Alcestis by Katharine Beutner

Jun 06, 2010 13:04

Alcestis by Katharine Beutner (Powell's and Amazon) (The Big Idea)

This is another book I picked up because of Scalzi's Big Idea feature. Another successful act of marketing. ^_^

In Greek myth, Alcestis was a Greek queen who chose to die in place of her husband. Three days of mourning later, Hercules showed up at her husband's place and went "what now?", then journeyed to the Underworld to bring her back up. (Hercules, unlike Orpheus, knows how to deal with the Underworld.)

The myth doesn't go into why Alcestis would do this, though she is held up as the paragon of Greek womanhood for her devotion to her husband because of this. But the devotion is a thing we are told about - she died so her husband might live, so she was wonderfully devoted to him.

Katharine Beutner's book depicts Alcestis's life leading up to her death, her time in the Underworld, and the three days after her return to the living.

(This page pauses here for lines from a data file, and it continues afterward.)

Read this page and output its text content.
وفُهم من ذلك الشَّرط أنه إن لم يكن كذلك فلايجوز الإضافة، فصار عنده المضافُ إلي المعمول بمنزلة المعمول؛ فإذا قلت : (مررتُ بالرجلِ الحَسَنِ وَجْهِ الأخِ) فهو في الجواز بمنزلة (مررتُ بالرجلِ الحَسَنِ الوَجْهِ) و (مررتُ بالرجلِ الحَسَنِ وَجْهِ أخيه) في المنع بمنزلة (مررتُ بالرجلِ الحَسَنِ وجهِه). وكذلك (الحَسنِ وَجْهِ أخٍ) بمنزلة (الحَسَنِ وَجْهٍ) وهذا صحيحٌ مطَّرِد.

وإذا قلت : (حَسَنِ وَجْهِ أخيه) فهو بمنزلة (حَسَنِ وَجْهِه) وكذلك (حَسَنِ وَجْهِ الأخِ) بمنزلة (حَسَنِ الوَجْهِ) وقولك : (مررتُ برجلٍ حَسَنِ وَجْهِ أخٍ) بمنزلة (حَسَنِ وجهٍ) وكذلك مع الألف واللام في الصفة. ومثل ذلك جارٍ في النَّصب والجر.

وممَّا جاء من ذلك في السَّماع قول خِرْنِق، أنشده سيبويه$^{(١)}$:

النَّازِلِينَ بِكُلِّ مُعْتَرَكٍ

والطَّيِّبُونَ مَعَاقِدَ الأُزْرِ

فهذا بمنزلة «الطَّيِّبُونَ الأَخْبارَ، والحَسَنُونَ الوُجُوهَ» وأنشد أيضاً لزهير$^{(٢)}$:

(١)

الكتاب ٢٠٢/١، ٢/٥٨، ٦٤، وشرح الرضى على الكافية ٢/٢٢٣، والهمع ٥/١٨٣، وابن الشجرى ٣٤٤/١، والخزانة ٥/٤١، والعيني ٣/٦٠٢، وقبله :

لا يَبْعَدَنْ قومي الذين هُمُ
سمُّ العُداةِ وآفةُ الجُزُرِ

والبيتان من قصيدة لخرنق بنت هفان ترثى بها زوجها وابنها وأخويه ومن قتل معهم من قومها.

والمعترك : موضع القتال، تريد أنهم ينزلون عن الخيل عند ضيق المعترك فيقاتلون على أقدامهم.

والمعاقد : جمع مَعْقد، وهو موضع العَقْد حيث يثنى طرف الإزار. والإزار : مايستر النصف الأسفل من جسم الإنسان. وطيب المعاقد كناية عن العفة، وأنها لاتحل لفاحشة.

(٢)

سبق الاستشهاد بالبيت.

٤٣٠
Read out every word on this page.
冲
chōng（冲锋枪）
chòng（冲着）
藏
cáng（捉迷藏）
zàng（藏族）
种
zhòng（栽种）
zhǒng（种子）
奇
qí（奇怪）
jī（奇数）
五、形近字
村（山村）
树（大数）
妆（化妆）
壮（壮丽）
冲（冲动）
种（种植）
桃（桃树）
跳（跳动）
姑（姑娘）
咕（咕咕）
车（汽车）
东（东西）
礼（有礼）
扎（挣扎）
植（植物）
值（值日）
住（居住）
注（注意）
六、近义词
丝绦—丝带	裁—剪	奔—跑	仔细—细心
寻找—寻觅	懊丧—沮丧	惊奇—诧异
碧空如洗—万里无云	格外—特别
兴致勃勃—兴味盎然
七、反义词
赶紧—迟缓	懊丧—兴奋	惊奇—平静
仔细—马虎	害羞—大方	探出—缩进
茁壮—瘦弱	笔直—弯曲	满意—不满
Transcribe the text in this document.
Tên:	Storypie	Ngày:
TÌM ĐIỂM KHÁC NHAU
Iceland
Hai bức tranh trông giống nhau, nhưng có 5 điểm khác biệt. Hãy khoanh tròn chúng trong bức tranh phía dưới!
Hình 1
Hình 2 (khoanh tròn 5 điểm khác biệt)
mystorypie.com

It's very... bleak, I want to say. It feels right for a story centered on a Greek woman in those days, which does not lend itself to happy good times.

She works myth in with reality very well - the myth and the gods are real, they do appear as active characters. Apollo is the helper and implied lover of her husband. Persephone and Hades are- Persephone and Hades are wow, though not my particular preference of interpretation for them. The way the gods are written is near-perfect for me, though, because they aren't human, they aren't treated as human, and they don't act human.

The Underworld is as bleak as it was always implied to be in my readings of Greek myth. The afterlife pretty much was emptiness for most people, and she does a lovely job of depicting that.

The queerness of various characters is beautifully handled - Apollo and Alcestis's husband, Persphone and Alcestis. Very lovely, feeling both true to the culture and respectful of queerness.

This book has one of the more likable depictions of Hercules I've seen in a while. I'm rather fond of the big lug, so that made me happy.

Alcestis herself... This book is told entirely from her point-of-view, and like I said, it feels very bleak. Alcestis twigs my little beacons for depressed, which I would find believable given all of her life leading up to her death. She seems to coast through much of her life before her death, but after her death, she chooses for herself how she's going to be.

It's a very good, lovely, interesting book.